Humans can thermoregulate by using 5 mechanisms, (1) Evaporation, (2) Convection, (3) Conduction, (4) Radiation, and (5) Metabolism. Metabolism is what happens when we exercise and always results in heat gain. Evaporation is how we lose heat from sweat evaporating off of the skin. Convection is the loss of heat by moving air (fans feeling cool on your skin) and Conduction is the loss of heat when we touch a surface that is cooler than our skin temperature (or gain warmth by touching something warm). Radiation often refers to the sun warming our skin.
Dogs gain heat by the same mechanisms that we do, Metabolism from exercise, Conduction from hot surfaces and Radiation from the sun. However their furry coats can help to prevent heat gain from Conduction and Radiation, therefore when you shave your furry dogs coat, you may be doing them a disservice as this may prevent their ability to insulate themselves from the heat.

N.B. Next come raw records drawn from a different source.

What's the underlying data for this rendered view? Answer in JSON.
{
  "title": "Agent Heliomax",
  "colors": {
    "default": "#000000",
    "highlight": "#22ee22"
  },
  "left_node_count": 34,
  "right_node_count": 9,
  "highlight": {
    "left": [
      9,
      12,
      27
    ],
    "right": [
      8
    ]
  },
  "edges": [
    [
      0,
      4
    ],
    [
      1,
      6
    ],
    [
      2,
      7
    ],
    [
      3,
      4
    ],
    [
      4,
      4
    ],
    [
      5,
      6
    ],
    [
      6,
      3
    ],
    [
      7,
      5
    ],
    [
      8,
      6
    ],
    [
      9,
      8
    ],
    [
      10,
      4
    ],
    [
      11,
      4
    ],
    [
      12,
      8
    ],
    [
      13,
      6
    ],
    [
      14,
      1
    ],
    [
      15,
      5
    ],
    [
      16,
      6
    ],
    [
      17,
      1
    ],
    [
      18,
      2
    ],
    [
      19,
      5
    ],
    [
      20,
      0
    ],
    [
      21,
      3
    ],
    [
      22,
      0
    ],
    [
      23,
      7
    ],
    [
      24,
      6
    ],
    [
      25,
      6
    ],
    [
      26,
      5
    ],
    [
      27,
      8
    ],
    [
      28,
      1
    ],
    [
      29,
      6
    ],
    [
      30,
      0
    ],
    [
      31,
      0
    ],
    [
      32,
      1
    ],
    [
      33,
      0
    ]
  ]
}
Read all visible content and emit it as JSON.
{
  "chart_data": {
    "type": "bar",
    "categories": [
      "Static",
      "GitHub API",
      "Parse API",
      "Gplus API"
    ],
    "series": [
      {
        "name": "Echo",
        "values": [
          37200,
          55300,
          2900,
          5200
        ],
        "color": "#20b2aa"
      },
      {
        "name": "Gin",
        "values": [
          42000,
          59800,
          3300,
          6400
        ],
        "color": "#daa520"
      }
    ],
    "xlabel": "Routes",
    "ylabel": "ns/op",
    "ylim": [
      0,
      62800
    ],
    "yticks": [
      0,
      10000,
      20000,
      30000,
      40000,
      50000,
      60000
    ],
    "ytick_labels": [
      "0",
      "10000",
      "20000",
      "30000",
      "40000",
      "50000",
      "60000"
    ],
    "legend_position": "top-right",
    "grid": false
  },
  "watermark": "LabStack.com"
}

To lose heat dogs take advantage of Convection, Conduction, and Evaporation. When dogs are outside and there is a breeze or they are moving they can lose heat from Convection, however tied up at home, in a crate, or in a car, they lose the ability to dispel heat this way. Dogs try to use Conduction every opportunity they have, this is why your dog (and mine!) decides to lie down in the mud puddle after a run at the dog park, the mud puddle is slightly cooler than the air and water removes heat from the body 25 times faster than air, so if they are already in the mud puddle, give them a minute to enjoy the cooling effect.